There are three important caveats that highlight the optimistic nature of assumptions used here. First, for purposes of analysis, I have accepted that the full amount of the measured mortality gains in Massachusetts are genuine and not partially attributable to a statistical artifact or unmeasured variables. Second, had I used an equally common discount rate used in cost-effectiveness literature (5 percent), all of the numbers in my table would have inflated accordingly. $169,700, the most optimistic price of the years of life saved, would have become $222,978, and $198,203 would have become $248,569. Under those assumptions, these two cells would have been the only ones meeting the more generous cost-effectiveness threshold suggested by Professor Cutler. Finally, what happened in Massachusetts is not necessarily what would happen under Obamacare (as even Professor Pollack concedes). As just one example, Massachusetts ranks #4 in the nation in America’s Health Rankings. Whether states such as Mississippi (#40) or Arkansas (#49) could achieve similar gains is an open question.

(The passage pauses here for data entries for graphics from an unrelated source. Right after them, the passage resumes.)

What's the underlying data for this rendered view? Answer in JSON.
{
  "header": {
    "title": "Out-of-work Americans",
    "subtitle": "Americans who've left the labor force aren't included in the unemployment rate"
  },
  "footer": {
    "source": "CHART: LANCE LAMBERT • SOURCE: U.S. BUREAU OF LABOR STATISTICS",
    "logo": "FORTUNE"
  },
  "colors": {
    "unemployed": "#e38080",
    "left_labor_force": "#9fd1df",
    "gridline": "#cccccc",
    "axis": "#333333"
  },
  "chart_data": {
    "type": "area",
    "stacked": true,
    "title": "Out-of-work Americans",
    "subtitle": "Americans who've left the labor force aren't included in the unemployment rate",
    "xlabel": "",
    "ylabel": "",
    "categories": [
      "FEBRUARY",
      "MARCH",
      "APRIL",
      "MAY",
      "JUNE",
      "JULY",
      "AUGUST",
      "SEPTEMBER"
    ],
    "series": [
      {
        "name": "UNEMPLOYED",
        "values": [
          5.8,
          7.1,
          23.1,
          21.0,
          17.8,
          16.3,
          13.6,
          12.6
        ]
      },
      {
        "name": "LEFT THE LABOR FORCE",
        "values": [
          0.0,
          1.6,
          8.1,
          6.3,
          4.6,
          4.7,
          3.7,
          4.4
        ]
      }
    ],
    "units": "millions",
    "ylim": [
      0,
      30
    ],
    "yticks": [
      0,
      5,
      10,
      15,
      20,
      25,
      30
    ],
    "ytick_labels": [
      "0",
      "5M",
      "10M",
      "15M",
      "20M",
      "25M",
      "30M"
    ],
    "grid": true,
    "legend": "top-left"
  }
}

I have noted elsewhere that for the same amount we are spending to expand coverage under Obamacare, we could save eight times as many lives among the poor as Obamacare might save simply by using proven smoking-cessation interventions.
I have also shown that any of the purported reductions in financial risks facing the uninsured could be attained far less expensively than by purchasing the kind of comprehensive insurance mandated under Obamacare. Put a different way, Obamacare has the nation spending upwards of $18,000 (per year!) for a family of 4 with $24,000 in income simply to provide them with health insurance coverage. Is it possible to imagine ways in which we might achieve rather substantially greater levels of happiness for such families with the investment of an equivalent amount of resources (job training, relocation to safer neighborhoods etc.) on their behalf?
As we ponder how to repeal and replace this terribly misguided law, perhaps we ought to revisit the question of just exactly what we are trying to achieve and how much it is worth spending to achieve it. The health-policy literature notwithstanding, I would love to see polling data on whether Americans think spending $250,000 to buy the uninsured one year of good health is a worthwhile expenditure of taxpayer dollars in light of all the other uses to which those same dollars might be put. The Massachusetts study proves beyond any doubt that even if we assume very optimistic mortality gains from expanded coverage, the issue of this law’s cost-effectiveness is very much in doubt.